Why not create bridges of literary analysis to enhance identity and pave the way for the development of literacy by integrating culturally relevant literature and the discussion of culturally related issues? A mirror of the people will not only create cultural awareness but boost reading comprehension and provide the gateway to further literary analysis, and the academic development needed to pass citywide, statewide and educational testing requirements.

A half a century ago Martin Luther King recognized that America needed to transform its mindset. Just a few decades before MLK, Mahatma Gandhi said, “You must be the change you must see in the world.” Today we are moving forward and racial equality has come a long way.

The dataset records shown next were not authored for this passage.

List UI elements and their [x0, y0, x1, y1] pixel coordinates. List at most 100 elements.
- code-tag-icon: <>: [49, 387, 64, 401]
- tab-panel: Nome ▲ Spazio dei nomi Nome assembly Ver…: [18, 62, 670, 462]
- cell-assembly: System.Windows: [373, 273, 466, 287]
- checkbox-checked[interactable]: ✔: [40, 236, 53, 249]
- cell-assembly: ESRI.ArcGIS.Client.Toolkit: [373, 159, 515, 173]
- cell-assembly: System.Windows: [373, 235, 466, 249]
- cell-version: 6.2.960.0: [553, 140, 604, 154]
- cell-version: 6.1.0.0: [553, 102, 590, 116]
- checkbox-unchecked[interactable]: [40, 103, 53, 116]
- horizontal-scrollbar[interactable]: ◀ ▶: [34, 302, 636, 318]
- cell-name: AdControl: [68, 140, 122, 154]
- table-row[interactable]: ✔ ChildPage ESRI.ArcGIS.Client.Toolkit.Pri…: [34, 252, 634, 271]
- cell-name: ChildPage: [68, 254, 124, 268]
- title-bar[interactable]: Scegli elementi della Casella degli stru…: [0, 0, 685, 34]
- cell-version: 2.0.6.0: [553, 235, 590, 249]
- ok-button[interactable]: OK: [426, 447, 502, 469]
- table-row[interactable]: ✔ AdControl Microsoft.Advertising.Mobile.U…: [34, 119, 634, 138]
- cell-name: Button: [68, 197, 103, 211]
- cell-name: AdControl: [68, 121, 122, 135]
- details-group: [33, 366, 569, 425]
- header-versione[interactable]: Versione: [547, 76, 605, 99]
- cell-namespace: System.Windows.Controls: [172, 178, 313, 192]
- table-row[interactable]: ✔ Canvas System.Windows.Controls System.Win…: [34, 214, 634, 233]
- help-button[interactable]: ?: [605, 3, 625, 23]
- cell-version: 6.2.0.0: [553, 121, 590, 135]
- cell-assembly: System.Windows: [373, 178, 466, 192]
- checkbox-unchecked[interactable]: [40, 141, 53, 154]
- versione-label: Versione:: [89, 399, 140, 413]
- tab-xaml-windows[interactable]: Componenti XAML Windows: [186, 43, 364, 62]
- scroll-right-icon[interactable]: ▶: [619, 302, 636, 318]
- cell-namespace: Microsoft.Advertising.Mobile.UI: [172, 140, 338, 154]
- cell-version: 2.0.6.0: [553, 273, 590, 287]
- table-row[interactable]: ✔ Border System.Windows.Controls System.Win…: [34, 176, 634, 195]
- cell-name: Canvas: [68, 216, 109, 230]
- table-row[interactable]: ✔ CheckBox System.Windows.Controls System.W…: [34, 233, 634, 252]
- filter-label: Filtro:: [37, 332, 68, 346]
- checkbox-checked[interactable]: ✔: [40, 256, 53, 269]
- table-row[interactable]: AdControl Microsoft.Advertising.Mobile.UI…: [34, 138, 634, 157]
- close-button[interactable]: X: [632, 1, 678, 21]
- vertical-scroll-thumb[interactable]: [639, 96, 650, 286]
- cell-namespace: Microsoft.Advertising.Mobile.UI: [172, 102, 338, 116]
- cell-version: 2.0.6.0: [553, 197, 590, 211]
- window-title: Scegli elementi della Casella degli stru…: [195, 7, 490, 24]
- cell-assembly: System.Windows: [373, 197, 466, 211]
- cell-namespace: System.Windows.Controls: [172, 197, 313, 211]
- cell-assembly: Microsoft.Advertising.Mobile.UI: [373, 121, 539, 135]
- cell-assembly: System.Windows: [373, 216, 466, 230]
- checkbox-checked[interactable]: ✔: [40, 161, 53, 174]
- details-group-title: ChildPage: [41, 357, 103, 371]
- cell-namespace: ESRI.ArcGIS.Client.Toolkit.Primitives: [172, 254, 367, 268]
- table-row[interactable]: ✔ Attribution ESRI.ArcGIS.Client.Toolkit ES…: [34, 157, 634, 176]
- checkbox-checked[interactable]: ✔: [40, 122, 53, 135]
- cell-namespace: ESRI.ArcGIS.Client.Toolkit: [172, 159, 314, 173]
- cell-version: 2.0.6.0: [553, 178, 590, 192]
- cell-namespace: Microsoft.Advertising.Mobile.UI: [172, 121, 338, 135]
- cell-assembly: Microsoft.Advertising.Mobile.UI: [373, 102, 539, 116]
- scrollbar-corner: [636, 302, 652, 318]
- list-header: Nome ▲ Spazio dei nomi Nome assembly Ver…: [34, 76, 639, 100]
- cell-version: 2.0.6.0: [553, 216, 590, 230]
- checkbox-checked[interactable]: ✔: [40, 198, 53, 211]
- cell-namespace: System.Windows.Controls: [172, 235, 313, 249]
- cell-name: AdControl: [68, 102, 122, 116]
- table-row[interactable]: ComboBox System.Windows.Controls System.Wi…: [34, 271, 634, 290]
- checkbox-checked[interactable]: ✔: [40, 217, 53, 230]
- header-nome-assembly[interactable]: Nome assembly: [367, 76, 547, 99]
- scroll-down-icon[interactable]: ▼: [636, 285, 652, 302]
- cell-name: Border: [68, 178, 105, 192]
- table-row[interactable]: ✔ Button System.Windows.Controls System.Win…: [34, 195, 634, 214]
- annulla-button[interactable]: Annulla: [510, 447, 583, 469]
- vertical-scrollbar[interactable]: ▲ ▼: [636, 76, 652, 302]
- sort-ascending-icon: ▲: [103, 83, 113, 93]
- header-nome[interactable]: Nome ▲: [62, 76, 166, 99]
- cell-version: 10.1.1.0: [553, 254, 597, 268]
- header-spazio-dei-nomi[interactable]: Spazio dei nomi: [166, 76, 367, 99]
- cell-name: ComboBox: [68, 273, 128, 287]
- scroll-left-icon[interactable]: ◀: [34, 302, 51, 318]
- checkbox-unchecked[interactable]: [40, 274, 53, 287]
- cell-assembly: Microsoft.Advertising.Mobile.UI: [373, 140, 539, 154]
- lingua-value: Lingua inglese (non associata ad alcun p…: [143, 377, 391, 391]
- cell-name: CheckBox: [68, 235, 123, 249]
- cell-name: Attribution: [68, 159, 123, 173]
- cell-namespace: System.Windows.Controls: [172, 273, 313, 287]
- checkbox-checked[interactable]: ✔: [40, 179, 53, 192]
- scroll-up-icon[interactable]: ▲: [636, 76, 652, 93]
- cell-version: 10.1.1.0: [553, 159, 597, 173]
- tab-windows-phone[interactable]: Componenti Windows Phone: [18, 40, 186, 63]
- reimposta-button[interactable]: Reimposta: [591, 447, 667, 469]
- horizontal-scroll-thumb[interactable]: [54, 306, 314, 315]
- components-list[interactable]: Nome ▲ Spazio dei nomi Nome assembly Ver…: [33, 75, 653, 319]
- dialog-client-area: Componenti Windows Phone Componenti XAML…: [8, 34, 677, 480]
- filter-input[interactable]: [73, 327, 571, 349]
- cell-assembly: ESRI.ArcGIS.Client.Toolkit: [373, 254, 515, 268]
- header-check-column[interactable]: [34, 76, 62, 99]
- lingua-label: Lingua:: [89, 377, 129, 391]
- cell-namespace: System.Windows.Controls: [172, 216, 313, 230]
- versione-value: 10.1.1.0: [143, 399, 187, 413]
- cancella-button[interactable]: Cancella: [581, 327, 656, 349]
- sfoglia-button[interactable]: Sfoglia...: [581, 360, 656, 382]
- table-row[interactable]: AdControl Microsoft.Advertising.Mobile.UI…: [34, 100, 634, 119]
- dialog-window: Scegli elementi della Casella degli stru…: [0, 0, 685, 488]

An improved and better prepared curriculum is the mirror of that mindset, but there are "miles to go" before we sleep. With the Administration's recent legislative stand on immigration, millions of more Latinos will enroll in the American public school system in the up and coming years. Central Florida has become a Puerto Rico away from the Island. Are we ready and willing to receive the “new found students” in the classroom?

All Americans are entitled to a quality education, no doubt. But the growing and culturally diversified Latino school population has been stalled by an educational system that has yet to define a vision on how to specifically meet their demands. Equal rights and equal opportunities can only be achieved with a quality education. Latino education is a dream, but a focused, driven and guided education can really make a difference in a child, family, community, city and a nation.